To promote clear communication of medically complex and ethically challenging messages, we suggest that health systems develop covid-19 “talking points,” such as those offered by VitalTalk,22 a National Institutes of Health funded organisation dedicated to improving physician-patient communication. Social workers and medical interpreters, as well as the vulnerable populations affected by triage decisions, should be central in this process.

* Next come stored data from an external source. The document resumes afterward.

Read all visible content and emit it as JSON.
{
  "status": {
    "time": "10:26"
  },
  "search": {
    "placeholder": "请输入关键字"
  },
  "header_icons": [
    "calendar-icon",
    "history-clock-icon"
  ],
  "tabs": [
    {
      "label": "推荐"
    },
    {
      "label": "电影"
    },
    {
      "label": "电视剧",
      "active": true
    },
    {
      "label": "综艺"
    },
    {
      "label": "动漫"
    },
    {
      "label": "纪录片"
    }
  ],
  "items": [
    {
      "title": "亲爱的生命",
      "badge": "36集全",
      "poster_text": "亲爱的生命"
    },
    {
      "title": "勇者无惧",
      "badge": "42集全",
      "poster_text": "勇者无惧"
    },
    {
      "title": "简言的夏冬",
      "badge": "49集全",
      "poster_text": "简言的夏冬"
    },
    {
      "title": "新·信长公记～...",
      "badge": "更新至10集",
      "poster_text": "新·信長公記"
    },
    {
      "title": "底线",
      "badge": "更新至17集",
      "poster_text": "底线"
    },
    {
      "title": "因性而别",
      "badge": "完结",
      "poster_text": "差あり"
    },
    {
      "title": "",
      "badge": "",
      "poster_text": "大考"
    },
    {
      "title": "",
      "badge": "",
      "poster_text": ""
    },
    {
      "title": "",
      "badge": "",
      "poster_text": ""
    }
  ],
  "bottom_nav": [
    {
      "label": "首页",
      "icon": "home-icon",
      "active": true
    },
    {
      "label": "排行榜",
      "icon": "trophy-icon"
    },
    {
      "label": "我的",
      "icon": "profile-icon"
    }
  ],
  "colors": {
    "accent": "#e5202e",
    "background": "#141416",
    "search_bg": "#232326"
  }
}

When withdrawal does occur, experts advise it should be respectful and dignified, with the provision of adequate palliation. Restrictions on hospital visitors to reduce spread of covid-19 may lead to some patients dying alone.23 Health systems should consider whether allowing visitors for dying patients is possible or if technology can be used to achieve death with dignity.24 This may include remote access to spiritual support or follow-up with family unable to be at their loved one’s bedside. These approaches might even be adapted from models of interacting with families during organ donation, which emphasise transparent and compassionate communication.25

Health systems should also prepare for the long term psychological effects on clinicians and families.26 In non-pandemic situations, moral distress is common among clinicians.27 However, this distress is likely to be exacerbated under pandemic conditions, particularly if ventilator withdrawal and reallocation is required. Guidance for managing these psychological effects might be adapted from therapeutic approaches for the care of those who experience trauma in natural disasters or war.28 Families will likewise have longlasting negative emotions, which could lead to distrust of clinicians or health systems generally. Health systems should implement evidence based practices to deal with this. Public scrutiny of recommendations for the withdrawal and reallocation of scarce lifesaving resources is also vital. Vigorous debate can enhance transparency and trust in triage policies and ensure that the most vulnerable among us are treated fairly.

Key messages

  • The covid-19 pandemic will require clinicians and health systems to make ethically fraught life-and-death decisions

  • Criteria to allocate scarce lifesaving resources may make older adults, people from minority communities, or people with disabilities vulnerable

  • Frameworks for withdrawing and reallocating ventilators must be transparent and based on continually updated prognostic information and physiological profiles

  • Triage teams should be set up to implement criteria for prioritisation to minimise bias and avoid unintended negative consequences

  • Ongoing scrutiny of triage policies increases transparency and trust, and ensures that the most vulnerable among us are treated fairly

Acknowledgments

AP is supported by the Greenwall Foundation faculty scholars programme. EAL is supported by NIA grant K01-AG064123 and JK is supported by NIA grant P30-AG01024.

Footnotes

  • Contributors and sources: AP studies the ethics of diagnosing and treating people with severe brain injury. EAL studies legal and ethical issues arising in research with and care for vulnerable populations. JK studies the ethics of care for older adults and persons affected by neurodegenerative diseases and brain injury. AP wrote the initial draft of the paper. All authors contributed equally to revising the paper.

  • Competing interests: We have read and understood BMJ policy on declaration of interests and declare that JK is a site principal investigator for clinical trials with Eli Lilly and Novartis.

  • Provenance and peer review: Not commissioned; externally peer reviewed.